Community engagement needs to be “more than just a conversation”

Community engagement needs to be “more than just a conversation”

About 100 Hamilton community members, municipal leaders and McMaster faculty and staff exchange ideas on a range of topics at Change Camp Hamilton held recently at the Art Gallery of Hamilton.


Community engagement needs to be “more than just a conversation.” That was the message that came out of Change Camp Hamilton, a public dialogue held recently that looked at ways to take action on some of the key challenges facing Hamilton.

About 100 community members, municipal leaders, and McMaster students and faculty, attended the event to share ideas, build partnerships and discuss ways to meaningfully engage with Hamilton communities.

Organized by the McMaster Students Union (MSU) in partnership with McMaster’s Network for Community Campus Partnerships, Mohawk College, the City of Hamilton and Volunteer Hamilton, the event was made up of a series of roundtable discussions, which focused on topics proposed in advance by dialogue participants.

“This is meant to be more than just a conversation- we’re really concerned about the output afterwards,” says Jacob Brodka, MSU Vice-President, Administration and key organizer of the event. “There is a lot of value in the diversity of the group gathered here tonight. We hope this will lead to more meaningful, better informed discussions and allow us to walk away with a set of action items.”

Discussions centred around a range of issues including transit, youth unemployment, the arts community in Hamilton, green spaces and engagement in municipal politics.  These conversations occurred simultaneously on social media, generating over 1300 tweets and trending number two on twitter in Hamilton throughout the evening.

Sheila Sammon McMaster’s Director of Community Engagement, and Chair of the Network for Community Campus Partnerships, says events like these provide a valuable opportunity for McMaster to learn from the community.

“We need to ask ourselves, ‘what does the community want?’ Because that’s the heart of what community engagement needs to be at McMaster,” says Sammon. “We want to hear from the community and all our partners about how can we work collaboratively, so together, we can turn conversations into action and take concrete steps to make Hamilton communities even better,”

Suzanne Brown, Manager of the Neighbourhood Action Strategy at the City of Hamilton and co-organizer of the event, says hearing from the community and partnering with key Hamilton institutions like McMaster, is critical to effective city-building.

“Building partnerships is the only way you can create good policy a positive direction for a city,” says Brown. “No one agency, or municipality drives what the city is. We all collaboratively drive this city and we all have a responsibility to participate in the planning of where this city is going. Events like this are a good first step.”

Jim Vanderveken, Dean of the Faculty of Interdisciplinary Studies at Mohawk College was also on the organizing committee says event like this help institutions like his better understand how to meet the needs of the community.
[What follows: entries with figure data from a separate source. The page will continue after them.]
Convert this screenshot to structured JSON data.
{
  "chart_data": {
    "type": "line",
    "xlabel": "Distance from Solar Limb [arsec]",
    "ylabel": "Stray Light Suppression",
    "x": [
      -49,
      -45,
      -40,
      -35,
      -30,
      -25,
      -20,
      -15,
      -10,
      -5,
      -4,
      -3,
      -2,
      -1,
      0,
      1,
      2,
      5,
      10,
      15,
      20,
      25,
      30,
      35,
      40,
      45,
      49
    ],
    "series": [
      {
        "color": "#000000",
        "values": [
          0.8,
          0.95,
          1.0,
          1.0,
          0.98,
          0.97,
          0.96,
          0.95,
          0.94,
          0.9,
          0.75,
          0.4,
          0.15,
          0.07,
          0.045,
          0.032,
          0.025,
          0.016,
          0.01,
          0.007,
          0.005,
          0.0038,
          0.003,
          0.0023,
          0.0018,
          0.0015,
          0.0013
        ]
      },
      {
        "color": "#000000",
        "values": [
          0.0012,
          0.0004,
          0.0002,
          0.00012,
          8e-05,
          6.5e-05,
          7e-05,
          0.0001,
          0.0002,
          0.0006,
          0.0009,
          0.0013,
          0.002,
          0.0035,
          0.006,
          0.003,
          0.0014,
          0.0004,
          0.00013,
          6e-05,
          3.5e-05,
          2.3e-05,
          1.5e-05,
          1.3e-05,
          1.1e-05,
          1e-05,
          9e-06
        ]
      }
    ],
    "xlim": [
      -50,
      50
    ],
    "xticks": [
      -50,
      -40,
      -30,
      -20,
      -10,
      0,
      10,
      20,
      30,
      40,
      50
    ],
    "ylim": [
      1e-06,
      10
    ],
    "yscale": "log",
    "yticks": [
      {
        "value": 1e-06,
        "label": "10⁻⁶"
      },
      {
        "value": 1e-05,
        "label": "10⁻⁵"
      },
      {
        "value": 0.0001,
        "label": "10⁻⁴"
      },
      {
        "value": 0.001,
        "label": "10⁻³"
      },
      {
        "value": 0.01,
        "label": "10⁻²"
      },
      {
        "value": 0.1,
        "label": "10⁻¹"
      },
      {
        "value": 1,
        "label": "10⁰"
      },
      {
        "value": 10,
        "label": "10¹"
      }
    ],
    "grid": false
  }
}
“When you see students involved in this discussion, when you see community leaders that have a stake and a voice around this process, when you have such divergent perspectives that are brought together, we really begin to understand the vision and the potential for this community,” says Vanderveken. “That’s the value of a gathering like this.”

The results of the discussion will be summarized and shared with participants to identify opportunities, ideas and potential new partnerships that could be put into action going forward.